Das Elterngeld kann ebensowenig wie das Erziehungsgeld im Wege der Auslegung in den sachlichen Anwendungsbereich dieses Abkommens einbezogen werden. Soweit die Klägerin die Änderung der DA-FamEStG 62.4 vom 13.06.2007 zitiert, verkennt sie, dass sich der zitierte Satz 2 des Absatz 1 der DA-FamEStG-Ziffer 62.4.2 ausschließlich auf Kindergeld bezieht. Dies ergibt sich aus dem vorhergehenden Satz der Ziffer 62.4.2 (vollständig abgedruckt in: Hambüchen, BEEG/EStG/BKGG-Kommentar, III. EStG/Verwaltungsvorschriften). Die Änderung der DA-FamEStG ist, wie sich der Überschrift dieser Änderung vom 13.06.2007 im Bundessteuerblatt 2007 I S. 489 entnehmen lässt, auf das "Gesetz zur Anspruchsberechtigung von Ausländern wegen Kindergeld, Erziehungsgeld und Unterhaltsvorschuss" vom 13.12.2006 (BGBl. 206 I S. 2915) zurückzuführen.
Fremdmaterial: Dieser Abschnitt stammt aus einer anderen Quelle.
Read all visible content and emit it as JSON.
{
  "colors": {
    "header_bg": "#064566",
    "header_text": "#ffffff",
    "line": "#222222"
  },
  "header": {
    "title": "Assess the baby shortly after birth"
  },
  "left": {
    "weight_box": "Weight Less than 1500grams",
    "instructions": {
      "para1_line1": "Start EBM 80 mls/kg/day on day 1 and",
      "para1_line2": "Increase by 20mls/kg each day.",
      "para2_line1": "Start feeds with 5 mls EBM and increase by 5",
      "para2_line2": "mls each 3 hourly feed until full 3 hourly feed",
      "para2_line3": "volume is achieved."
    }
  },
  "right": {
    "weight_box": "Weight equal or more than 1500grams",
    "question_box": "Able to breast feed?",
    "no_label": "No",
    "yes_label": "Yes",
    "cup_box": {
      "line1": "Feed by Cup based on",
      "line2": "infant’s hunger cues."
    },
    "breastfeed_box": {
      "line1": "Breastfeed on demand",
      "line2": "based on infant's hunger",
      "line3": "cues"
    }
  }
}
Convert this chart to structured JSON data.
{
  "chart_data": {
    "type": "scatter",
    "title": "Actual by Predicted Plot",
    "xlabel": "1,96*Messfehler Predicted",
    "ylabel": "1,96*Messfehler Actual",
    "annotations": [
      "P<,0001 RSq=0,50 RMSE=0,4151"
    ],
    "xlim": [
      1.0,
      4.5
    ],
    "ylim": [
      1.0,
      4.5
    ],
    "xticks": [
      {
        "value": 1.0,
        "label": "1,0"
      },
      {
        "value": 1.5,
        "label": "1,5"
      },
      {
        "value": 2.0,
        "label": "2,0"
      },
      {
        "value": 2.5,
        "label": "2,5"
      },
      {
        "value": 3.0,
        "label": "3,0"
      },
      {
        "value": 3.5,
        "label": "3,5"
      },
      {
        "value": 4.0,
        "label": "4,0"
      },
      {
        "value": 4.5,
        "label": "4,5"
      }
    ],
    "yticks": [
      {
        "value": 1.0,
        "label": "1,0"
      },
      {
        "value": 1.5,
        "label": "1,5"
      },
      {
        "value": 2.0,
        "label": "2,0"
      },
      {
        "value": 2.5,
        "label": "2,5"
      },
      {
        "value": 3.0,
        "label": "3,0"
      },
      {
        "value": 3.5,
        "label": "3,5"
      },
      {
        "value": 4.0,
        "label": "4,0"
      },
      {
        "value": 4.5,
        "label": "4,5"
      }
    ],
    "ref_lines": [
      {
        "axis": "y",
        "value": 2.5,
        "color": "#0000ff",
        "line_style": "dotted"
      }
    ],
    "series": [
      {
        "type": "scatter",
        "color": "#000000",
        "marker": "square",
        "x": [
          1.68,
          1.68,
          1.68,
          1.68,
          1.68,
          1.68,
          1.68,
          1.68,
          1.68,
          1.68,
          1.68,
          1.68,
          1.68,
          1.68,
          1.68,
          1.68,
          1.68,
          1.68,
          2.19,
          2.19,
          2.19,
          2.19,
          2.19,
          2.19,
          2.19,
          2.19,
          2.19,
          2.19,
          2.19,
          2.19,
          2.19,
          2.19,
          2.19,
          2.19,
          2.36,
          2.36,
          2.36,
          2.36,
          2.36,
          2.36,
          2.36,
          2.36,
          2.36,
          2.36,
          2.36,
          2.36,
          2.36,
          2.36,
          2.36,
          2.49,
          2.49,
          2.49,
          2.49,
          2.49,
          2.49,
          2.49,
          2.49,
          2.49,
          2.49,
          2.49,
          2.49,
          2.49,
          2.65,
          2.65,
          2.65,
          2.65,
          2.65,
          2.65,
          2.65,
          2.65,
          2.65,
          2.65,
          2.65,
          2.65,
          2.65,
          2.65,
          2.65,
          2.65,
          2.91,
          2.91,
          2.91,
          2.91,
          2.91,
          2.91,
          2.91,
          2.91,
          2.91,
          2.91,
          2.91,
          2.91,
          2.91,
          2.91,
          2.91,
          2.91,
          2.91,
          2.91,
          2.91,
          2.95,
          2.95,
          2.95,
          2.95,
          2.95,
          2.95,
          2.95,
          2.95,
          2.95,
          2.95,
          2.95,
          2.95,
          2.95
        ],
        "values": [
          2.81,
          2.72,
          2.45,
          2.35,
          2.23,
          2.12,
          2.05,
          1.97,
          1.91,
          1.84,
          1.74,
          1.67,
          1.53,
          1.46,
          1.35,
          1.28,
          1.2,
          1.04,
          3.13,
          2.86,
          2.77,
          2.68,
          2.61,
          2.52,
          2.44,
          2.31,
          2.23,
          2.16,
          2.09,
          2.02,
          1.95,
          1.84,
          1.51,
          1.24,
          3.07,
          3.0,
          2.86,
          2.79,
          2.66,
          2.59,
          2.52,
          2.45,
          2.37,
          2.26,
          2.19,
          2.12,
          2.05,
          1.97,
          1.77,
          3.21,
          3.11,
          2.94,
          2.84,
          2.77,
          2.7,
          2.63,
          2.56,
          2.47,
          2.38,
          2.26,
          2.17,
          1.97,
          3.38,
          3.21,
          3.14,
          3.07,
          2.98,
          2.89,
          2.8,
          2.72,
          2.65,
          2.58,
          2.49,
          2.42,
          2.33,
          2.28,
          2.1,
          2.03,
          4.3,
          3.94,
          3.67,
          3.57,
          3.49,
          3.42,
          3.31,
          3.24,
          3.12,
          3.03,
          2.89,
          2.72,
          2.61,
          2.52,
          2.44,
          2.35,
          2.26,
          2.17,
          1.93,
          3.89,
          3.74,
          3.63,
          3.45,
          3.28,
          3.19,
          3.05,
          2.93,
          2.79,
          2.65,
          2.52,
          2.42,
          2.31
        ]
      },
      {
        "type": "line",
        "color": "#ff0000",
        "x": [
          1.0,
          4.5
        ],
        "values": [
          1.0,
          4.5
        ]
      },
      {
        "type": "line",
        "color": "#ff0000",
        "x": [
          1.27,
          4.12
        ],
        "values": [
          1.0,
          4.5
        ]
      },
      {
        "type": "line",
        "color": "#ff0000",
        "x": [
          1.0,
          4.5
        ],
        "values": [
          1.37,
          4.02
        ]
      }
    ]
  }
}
Allein der Umstand, dass sich dieses Gesetz auch auf Erziehungsgeld bezieht, heißt jedoch nicht, dass sich auch die geänderte Ziffer 62.4.2 der DA-FamESTG auf das Erziehungsgeld und auf das neue Elterngeld bezieht. Wie oben ausgeführt erfasst der sachliche Geltungsbereich des Vorläufigen Europäischen Abkommens, auf das in der geänderten Ziffer 62.4.2 der DA-FamEStG Bezug genommen wird, allein auf das Kindergeld. Dementsprechend war und ist es konsequent, auch die entsprechende Dienstanweisung für das Kindergeld daran anzupassen. Weitere Schlussfolgerungen für das Erziehungsgeld und das Elterngeld ergeben sich aus der Dienstanweisung jedoch nicht.

Die Kostenentscheidung beruht auf § 193 SGG.